Par Pierre Labrousse, étudiant en Master 2 d'Histoire et rédacteur en chef de Clarté


Le débat entre Jean-Luc Mélenchon et Eric Zemmour jeudi dernier, sur BFM TV, aura permis à la chaîne, à défaut de développer la lutte contre les discours fascisants, de réaliser de belles audiences, avec 3,8 millions de téléspectateurs. Largement relayé sur les réseaux sociaux, le débat a fait polémique, notamment à gauche, sur la pertinence de son organisation.

Zemmour est un polémiste tranquillement installé depuis plus de vingt ans dans le paysage médiatique et politique français. Ce multi-condamné pour incitation à la haine raciale a pu dérouler, lors de ce débat, sa vision de l’identité française, son racisme et son sexisme tout en assumant son programme politique ultralibéral notamment en matière économique et politique. Alors que ce dernier envisage de se présenter à la présidentielle, cette médiatisation abusive lui aura surtout permis de réaliser, dans les sondages, une partie de son potentiel électoral. Mais alors, comment expliquer ce phénomène ?

Une étude Ifop, réalisée du 7 au 8 septembre 2021, nous enseigne que 19 % des français sont prêts à voter Eric Zemmour en 2022, dont 11 % probablement. Ainsi, si on peut espérer un plafond autour des 20 %, la forte montée d'E. Zemmour, donné actuellement de 9 % à 11 % selon les instituts, contre 7 % en août (Ipsos, 20/22 août ) et à 5 % en juillet ( Harris-Interactive, 2/5 juillet ) ne donne pour l'instant aucun signe de stagnation.

Concernant son électorat, il puise autant dans l'électorat LR ( 35 % prêt à voter ) qu'au sein du RN ( 31 % ). Notons que 13 % et 16 % des sympathisants LFI et EELV seraient également prêts à mettre un bulletin Zemmour, appelant ainsi la gauche de transformation sociale à la plus grande des vigilance, d'autant que le PS et LREM résistent mieux au phénomène, avec 7 % et 4 %. Cette perméabilité aux idées du populistes à gauche pourrait s'expliquer par le rejet des institutions, pouvant venir troubler les repères politiques traditionnels . Pourtant, sa conception libérale de l'économie et sa proximité avec le patronat, à l'image de Loïk le Floch-Prigent, ancien président de Elf, sont loin d'incarner une rupture sur le terrain économique.

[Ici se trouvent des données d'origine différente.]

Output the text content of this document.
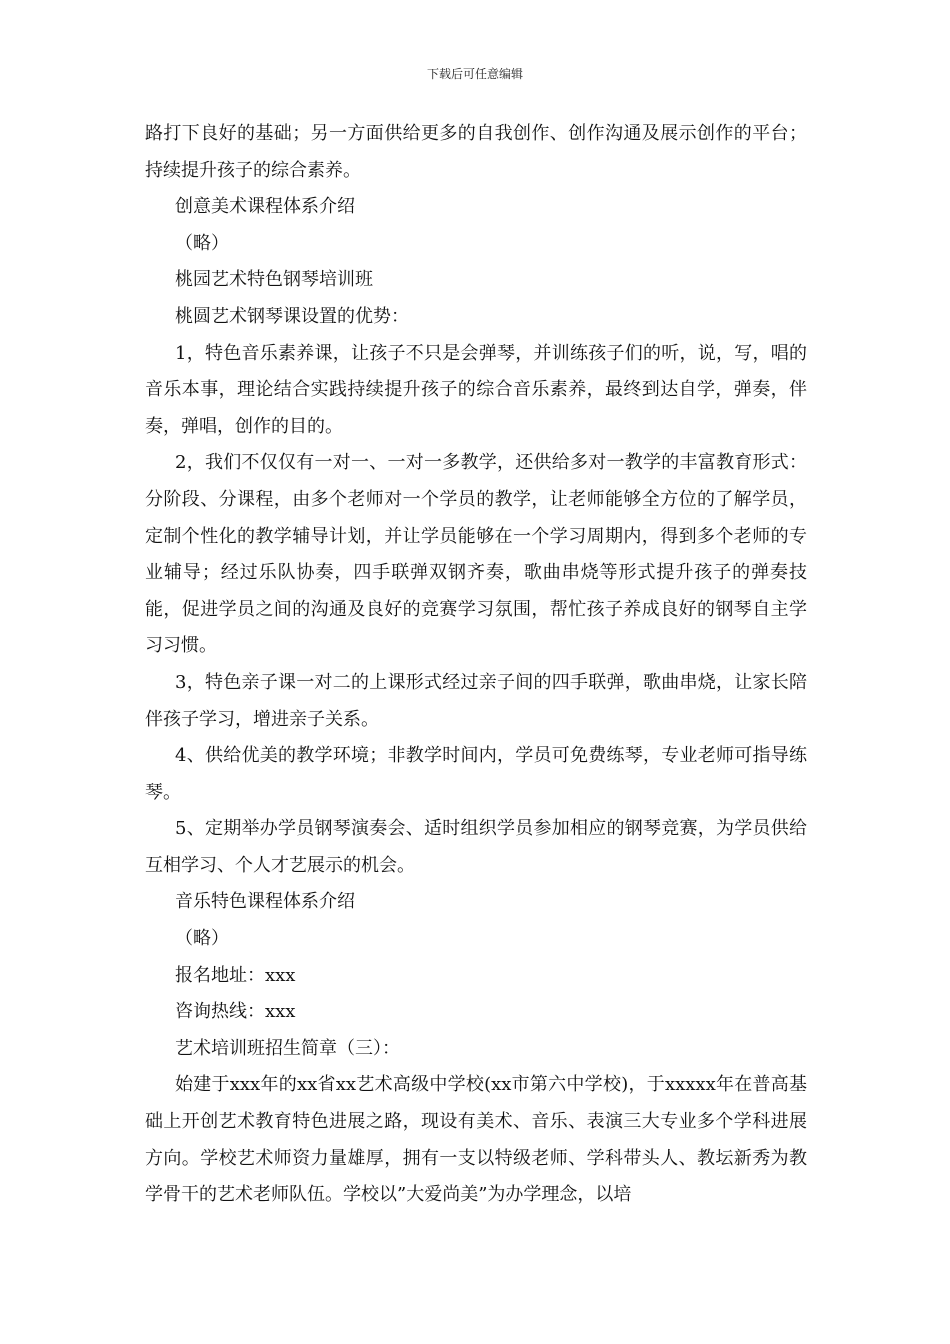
下载后可任意编辑

路打下良好的基础；另一方面供给更多的自我创作、创作沟通及展示创作的平台；持续提升孩子的综合素养。

创意美术课程体系介绍

（略）

桃园艺术特色钢琴培训班

桃圆艺术钢琴课设置的优势：

1，特色音乐素养课，让孩子不只是会弹琴，并训练孩子们的听，说，写，唱的音乐本事，理论结合实践持续提升孩子的综合音乐素养，最终到达自学，弹奏，伴奏，弹唱，创作的目的。

2，我们不仅仅有一对一、一对一多教学，还供给多对一教学的丰富教育形式：分阶段、分课程，由多个老师对一个学员的教学，让老师能够全方位的了解学员，定制个性化的教学辅导计划，并让学员能够在一个学习周期内，得到多个老师的专业辅导；经过乐队协奏，四手联弹双钢齐奏，歌曲串烧等形式提升孩子的弹奏技能，促进学员之间的沟通及良好的竞赛学习氛围，帮忙孩子养成良好的钢琴自主学习习惯。

3，特色亲子课一对二的上课形式经过亲子间的四手联弹，歌曲串烧，让家长陪伴孩子学习，增进亲子关系。

4、供给优美的教学环境；非教学时间内，学员可免费练琴，专业老师可指导练琴。

5、定期举办学员钢琴演奏会、适时组织学员参加相应的钢琴竞赛，为学员供给互相学习、个人才艺展示的机会。

音乐特色课程体系介绍

（略）

报名地址：xxx

咨询热线：xxx

艺术培训班招生简章（三）：

始建于xxx年的xx省xx艺术高级中学校(xx市第六中学校)，于xxxxx年在普高基础上开创艺术教育特色进展之路，现设有美术、音乐、表演三大专业多个学科进展方向。学校艺术师资力量雄厚，拥有一支以特级老师、学科带头人、教坛新秀为教学骨干的艺术老师队伍。学校以”大爱尚美”为办学理念，以培
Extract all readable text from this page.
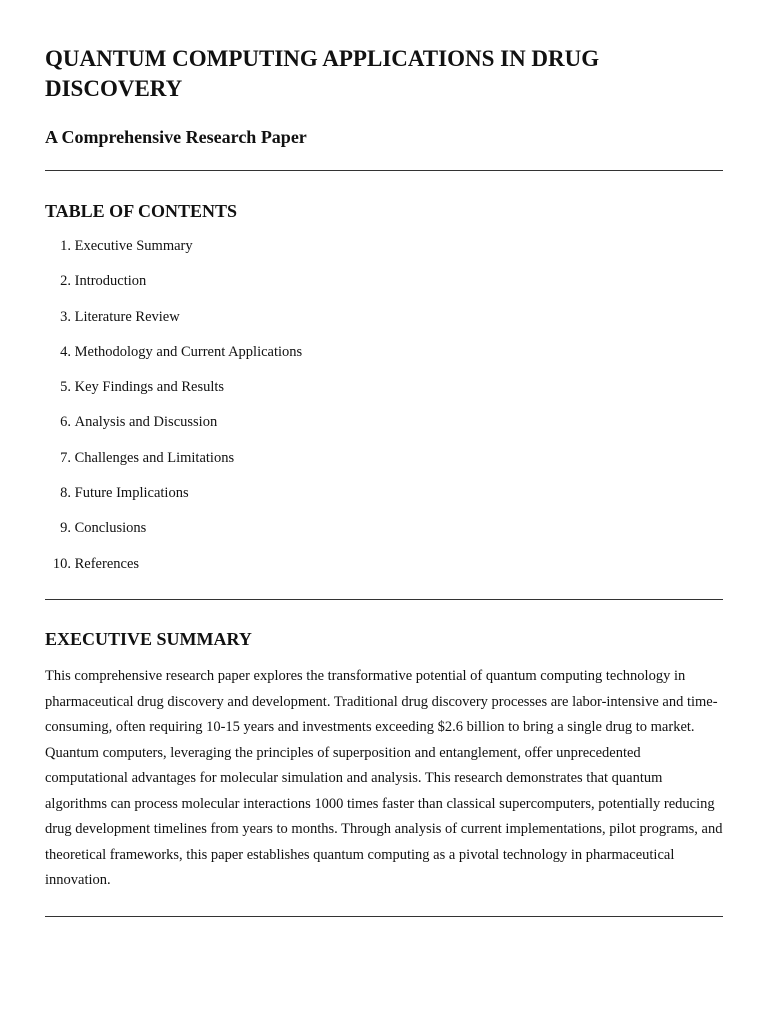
QUANTUM COMPUTING APPLICATIONS IN DRUG DISCOVERY
A Comprehensive Research Paper
TABLE OF CONTENTS
1. Executive Summary
2. Introduction
3. Literature Review
4. Methodology and Current Applications
5. Key Findings and Results
6. Analysis and Discussion
7. Challenges and Limitations
8. Future Implications
9. Conclusions
10. References
EXECUTIVE SUMMARY

This comprehensive research paper explores the transformative potential of quantum computing technology in pharmaceutical drug discovery and development. Traditional drug discovery processes are labor-intensive and time-consuming, often requiring 10-15 years and investments exceeding $2.6 billion to bring a single drug to market. Quantum computers, leveraging the principles of superposition and entanglement, offer unprecedented computational advantages for molecular simulation and analysis. This research demonstrates that quantum algorithms can process molecular interactions 1000 times faster than classical supercomputers, potentially reducing drug development timelines from years to months. Through analysis of current implementations, pilot programs, and theoretical frameworks, this paper establishes quantum computing as a pivotal technology in pharmaceutical innovation.
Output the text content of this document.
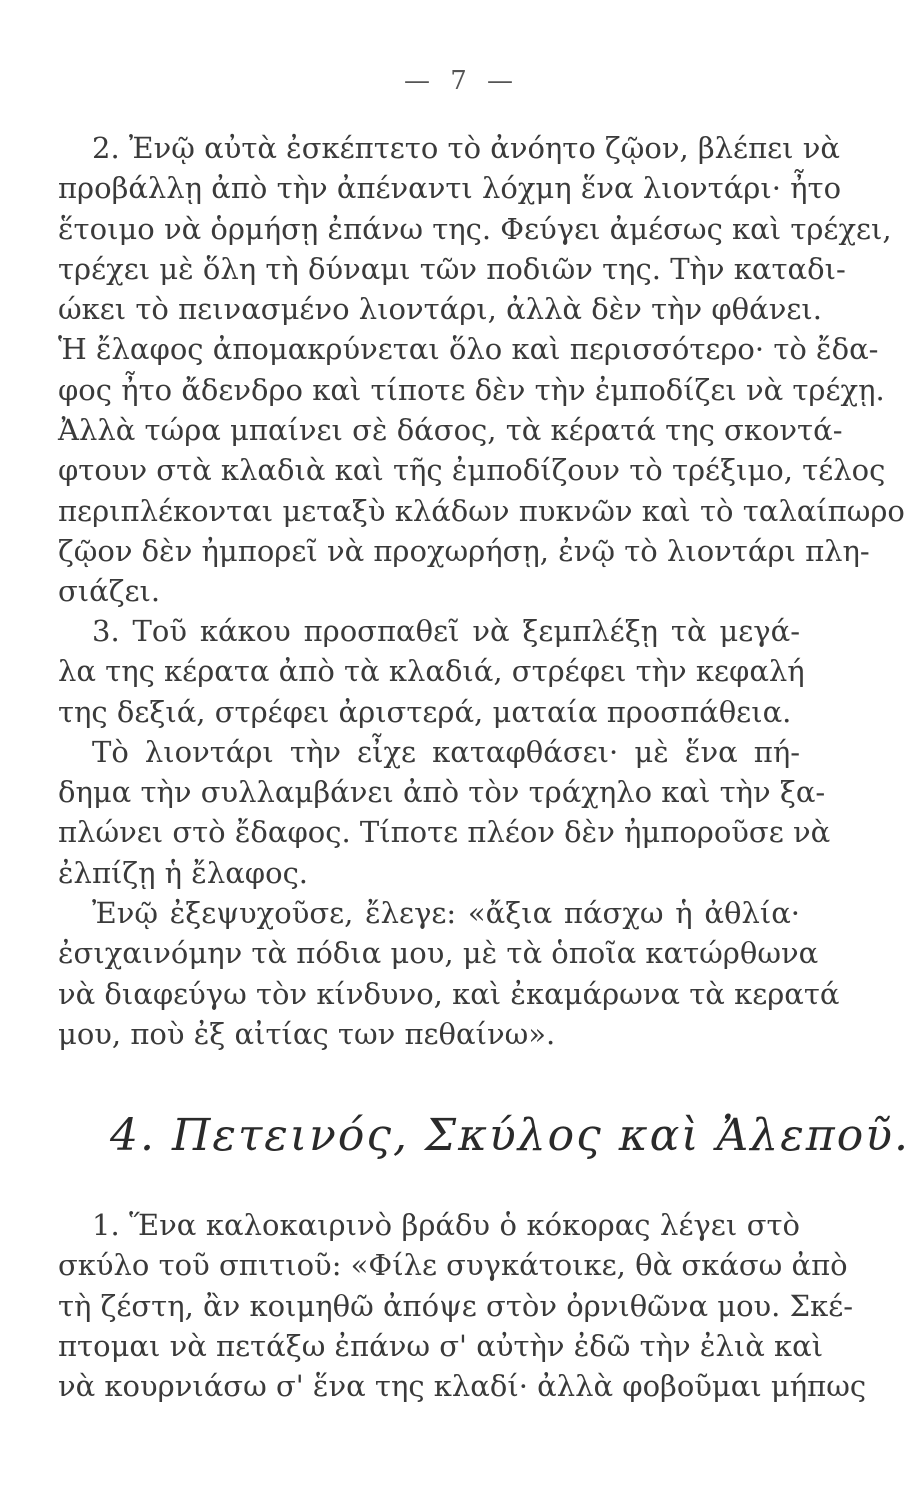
— 7 —
2. Ἐνῷ αὐτὰ ἐσκέπτετο τὸ ἀνόητο ζῷον, βλέπει νὰ
προβάλλῃ ἀπὸ τὴν ἀπέναντι λόχμη ἕνα λιοντάρι· ἦτο
ἕτοιμο νὰ ὁρμήσῃ ἐπάνω της. Φεύγει ἀμέσως καὶ τρέχει,
τρέχει μὲ ὅλη τὴ δύναμι τῶν ποδιῶν της. Τὴν καταδι-
ώκει τὸ πεινασμένο λιοντάρι, ἀλλὰ δὲν τὴν φθάνει.
Ἡ ἔλαφος ἀπομακρύνεται ὅλο καὶ περισσότερο· τὸ ἔδα-
φος ἦτο ἄδενδρο καὶ τίποτε δὲν τὴν ἐμποδίζει νὰ τρέχῃ.
Ἀλλὰ τώρα μπαίνει σὲ δάσος, τὰ κέρατά της σκοντά-
φτουν στὰ κλαδιὰ καὶ τῆς ἐμποδίζουν τὸ τρέξιμο, τέλος
περιπλέκονται μεταξὺ κλάδων πυκνῶν καὶ τὸ ταλαίπωρο
ζῷον δὲν ἠμπορεῖ νὰ προχωρήσῃ, ἐνῷ τὸ λιοντάρι πλη-
σιάζει.
3. Τοῦ κάκου προσπαθεῖ νὰ ξεμπλέξῃ τὰ μεγά-
λα της κέρατα ἀπὸ τὰ κλαδιά, στρέφει τὴν κεφαλή
της δεξιά, στρέφει ἀριστερά, ματαία προσπάθεια.
Τὸ λιοντάρι τὴν εἶχε καταφθάσει· μὲ ἕνα πή-
δημα τὴν συλλαμβάνει ἀπὸ τὸν τράχηλο καὶ τὴν ξα-
πλώνει στὸ ἔδαφος. Τίποτε πλέον δὲν ἠμποροῦσε νὰ
ἐλπίζῃ ἡ ἔλαφος.
Ἐνῷ ἐξεψυχοῦσε, ἔλεγε: «ἄξια πάσχω ἡ ἀθλία·
ἐσιχαινόμην τὰ πόδια μου, μὲ τὰ ὁποῖα κατώρθωνα
νὰ διαφεύγω τὸν κίνδυνο, καὶ ἐκαμάρωνα τὰ κερατά
μου, ποὺ ἐξ αἰτίας των πεθαίνω».
4. Πετεινός, Σκύλος καὶ Ἀλεποῦ.
1. Ἕνα καλοκαιρινὸ βράδυ ὁ κόκορας λέγει στὸ
σκύλο τοῦ σπιτιοῦ: «Φίλε συγκάτοικε, θὰ σκάσω ἀπὸ
τὴ ζέστη, ἂν κοιμηθῶ ἀπόψε στὸν ὀρνιθῶνα μου. Σκέ-
πτομαι νὰ πετάξω ἐπάνω σ' αὐτὴν ἐδῶ τὴν ἐλιὰ καὶ
νὰ κουρνιάσω σ' ἕνα της κλαδί· ἀλλὰ φοβοῦμαι μήπως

Avec une candidature Eric Zemmour se rajoutant à celle de Marine le Pen, et d'autres micro-candidats potentiels ( Dupont-Aignant, Philippot, etc. ) des élections de 2022. Se distinguant du RN à travers un appel direct à la guerre civile et un discours masculiniste assumé, la " dédiabolisation " mise en place par le FN ne semble pas être à l'ordre du jour.

Plus que jamais, plutôt que le spectacle, c'est en faisant un véritable travail politique de fond que les forces politiques de gauche parviendront à endiguer les idées fascisantes, racistes et sexistes. Dans un contexte où les idées d’extrême-droite dominent largement la bataille idéologique, sont normalisées et abondamment relayées, il nous faut unir nos forces et consacrer  notre énergie à faire progresser la démocratie et les libertés. C’est le sens que nous donnons à  notre campagne pour le rassemblement, l’égalité et la démocratie.